Verunreinigungen sind in Labors kaum auszuschließen. Deswegen werden heikle Untersuchungen wie etwa Wasserproben in speziellen Reinräumen mit einem besonderen Filtersystem für die Luft durchgeführt. Zudem ist in diesen Labors eine Kleidung aus Kunstfasern verboten – weil sich dann eben winzige Kunststoffpartikel fast überall finden.

Messungen im Mikrobereich

Allerdings kann auch die Ersatzkleidung aus Baumwolle problematisch sein. Denn bei der von den Briten eingesetzten Infrarotspektroskopie lassen sich Fasern aus Viskose und Baumwolle nicht unterscheiden. „Wenn man in Wasserproben nach Kunststoffen sucht, dann besteht immer die Gefahr, dass die nachgewiesenen Substanzen gar nicht aus der Probe selbst stammen, sondern aus der Laborumgebung“, sagt Bernhard Lendl. Denn manche Messtechniken können nicht zwischen künstlichen und natürlichen Mikropartikeln unterscheiden. Und so kann beim Untersuchungsergebnis eine Kontamination durch Naturfasern der Labormäntel – im Ausmaß von etwa zehn Mikrometern – mit im Spiel sein.

Bei der Infrarotspektroskopie wird die zu untersuchende Probe mit Infrarotstrahlung beleuchtet, und ein Teil der Strahlung wird absorbiert. Dabei absorbieren verschiedene chemische Substanzen unterschiedliche Bereiche des Infrarotspektrums in unterschiedlichem Ausmaß. Wobei die Wiener Chemiker bei der Untersuchung mehrere Infrarotspektroskopiemethoden und Messparameter angewandt haben. Jetzt erst kann man einzelne Chemikalien richtig zuordnen.

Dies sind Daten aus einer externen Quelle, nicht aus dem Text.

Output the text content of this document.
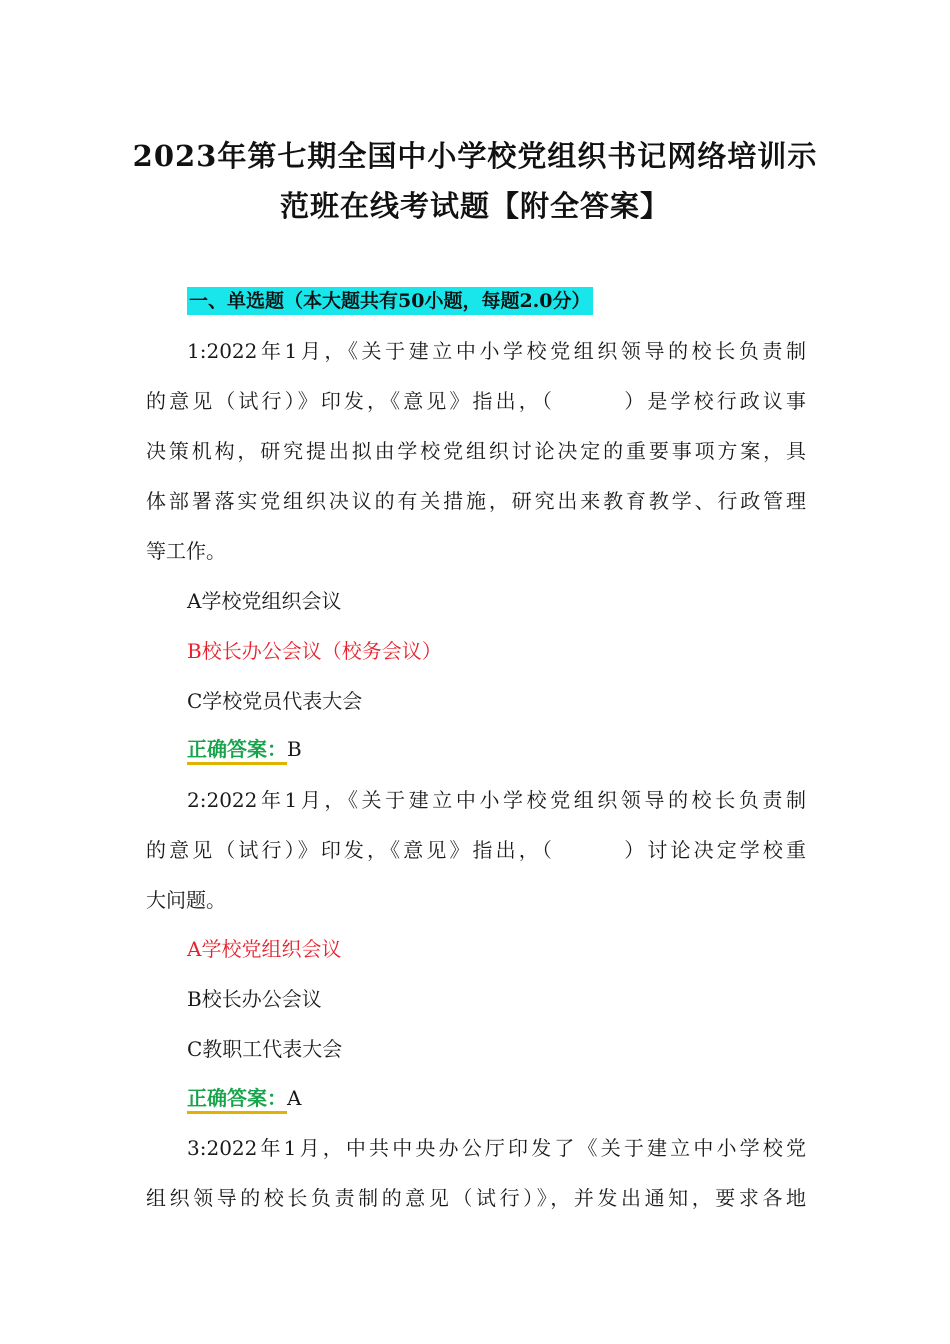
2023年第七期全国中小学校党组织书记网络培训示
范班在线考试题【附全答案】
一、单选题（本大题共有50小题，每题2.0分）
1:2022年1月，《关于建立中小学校党组织领导的校长负责制
的意见（试行）》印发，《意见》指出，（　　　）是学校行政议事
决策机构，研究提出拟由学校党组织讨论决定的重要事项方案，具
体部署落实党组织决议的有关措施，研究出来教育教学、行政管理
等工作。
A学校党组织会议
B校长办公会议（校务会议）
C学校党员代表大会
正确答案：B
2:2022年1月，《关于建立中小学校党组织领导的校长负责制
的意见（试行）》印发，《意见》指出，（　　　）讨论决定学校重
大问题。
A学校党组织会议
B校长办公会议
C教职工代表大会
正确答案：A
3:2022年1月，中共中央办公厅印发了《关于建立中小学校党
组织领导的校长负责制的意见（试行）》，并发出通知，要求各地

Die Studie der TU-Wissenschaftler ist im Fachjournal „Applied Spectroscopy“ veröffentlicht worden. Hier erweisen sich die TU-Chemiker mit ihren eigenen Messparametern als die fachkundigen Experten. Lendl weist aber darauf hin, dass die britischen Ökologen auf ihrem eigentlichen Gebiet unbestrittene Koryphäen sind. Und dass die Meere mit zu viel Plastikmüll verunreinigt sind, wird nicht in Abrede gestellt. Aber eben nicht mit Viskose in großen Meerestiefen.

Wie übrigens der Wiener TU-Professor feststellt, habe es ähnliche Verfälschungen schon bei Bier- und Honigproben gegeben. Auch dort seien Mikroplastikspuren nachgewiesen worden. Allerdings haben spätere Analysen ergeben, dass die vorangegangenen Ergebnisse auf unsaubere Laborbedingungen zurückzuführen sind.

LEXIKON

TU-Wien-Forschung.Univ.-Prof. Bernhard Lendl, Leiter der Arbeitsgruppe Environmental And Process Analytics, richtet den Fokus der Forschung auf neue analytische Techniken der molekularen Spektroskopie. Die Forschungen werden vom Wissenschaftsfonds FWF und vom Forschungsfonds FFF unterstützt.